JPMorgan Chase & Co. and Morgan Stanley of New York led the sale, while Green Dot turned to Fenwick & West LLP in Mountain View, California, for legal advice.
Winners and Losers
Ameresco Inc., the Framingham, Massachusetts-based contractor that helps companies improve energy efficiency, also sold shares yesterday, raising 38 percent less than it sought.
The company sold $87 million of shares at $10 each after buyers rejected an offer of as much as $16 a share, according to its regulatory filing and Bloomberg data. Bank of America Corp. of Charlotte, North Carolina, led the sale.
Green Dot sought to tap investor demand in one of the fastest growing segments of the U.S. payments market. The industry, which collects fees from consumers when they buy and use prepaid cards, has gained customers as banks tightened lending standards.
Annual purchases with prepaid cards, which are used by consumers that don’t qualify for credit cards or bank accounts, are estimated to reach $200 billion by 2013, a 31 percent increase from 2008, according to the Nilson Report, an industry newsletter based in Carpinteria, California.
The owners sold all the shares in the IPO, according to the company’s statement. Green Dot’s directors and executive officers, including Chief Executive Officer Steven Streit, intended to unload 1.59 million Class A shares.
Wal-Mart, which didn’t plan on selling in the IPO, acquired its stake in May as part of a sales agreement that made Green Dot the exclusive provider of reloadable prepaid debit cards sold by the retailer, according the company’s filing with the Securities and Exchange Commission prior to the IPO.
The Bentonville, Arkansas-based company’s holdings in Green Dot would be valued at about $80 million, based on the IPO price, data compiled by Bloomberg showed.
Sequoia Capital planned to retain its 12.1 million-share stake through the company’s Class B stock, which entitles the Menlo Park, California-based venture capital firm to 10 votes a share, according to its filing prior to the deal. The IPO would value the investment at about $436 million.
Wal-Mart spokesman Greg Rossiter declined to comment before the pricing, as did Mark Dempster, a spokesman for Sequoia.

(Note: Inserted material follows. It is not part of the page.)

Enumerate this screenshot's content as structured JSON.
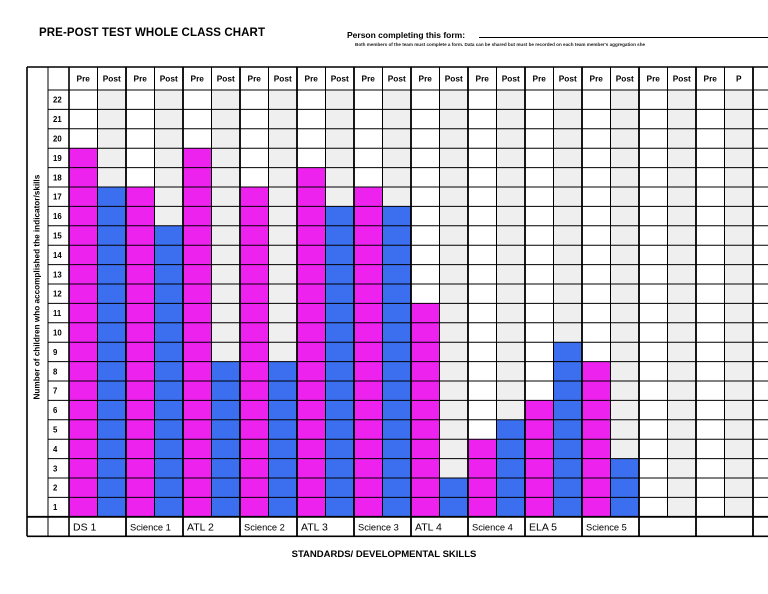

The average price of $3.72 each that Green Dot’s existing owners paid for their shares assumes the exercise of all stock options and warrants, the company’s pre-IPO filing showed.
Green Dot more than doubled its income in its last fiscal year, posted a 40 percent increase in revenue and has no long-term debt, its filing showed.
At the original midpoint price of $33.50 a share, Green Dot is valued at 27 times earnings, based on its first-quarter profit over a full year, its SEC filing and Bloomberg data show.
That’s higher than the publicly traded companies Green Dot cites as potential rivals. San Francisco-based Visa, the world’s largest payments network, trades at about 18.6 times its estimated 2010 earnings. MoneyGram in Minneapolis and Englewood, Colorado-based Western Union Co., two cash-transfer companies, are valued at less than 12 times.
Green Dot has an advantage among equity investors because most of its direct competitors are privately held, according to Francis Gaskins, president of IPOdesktop.com.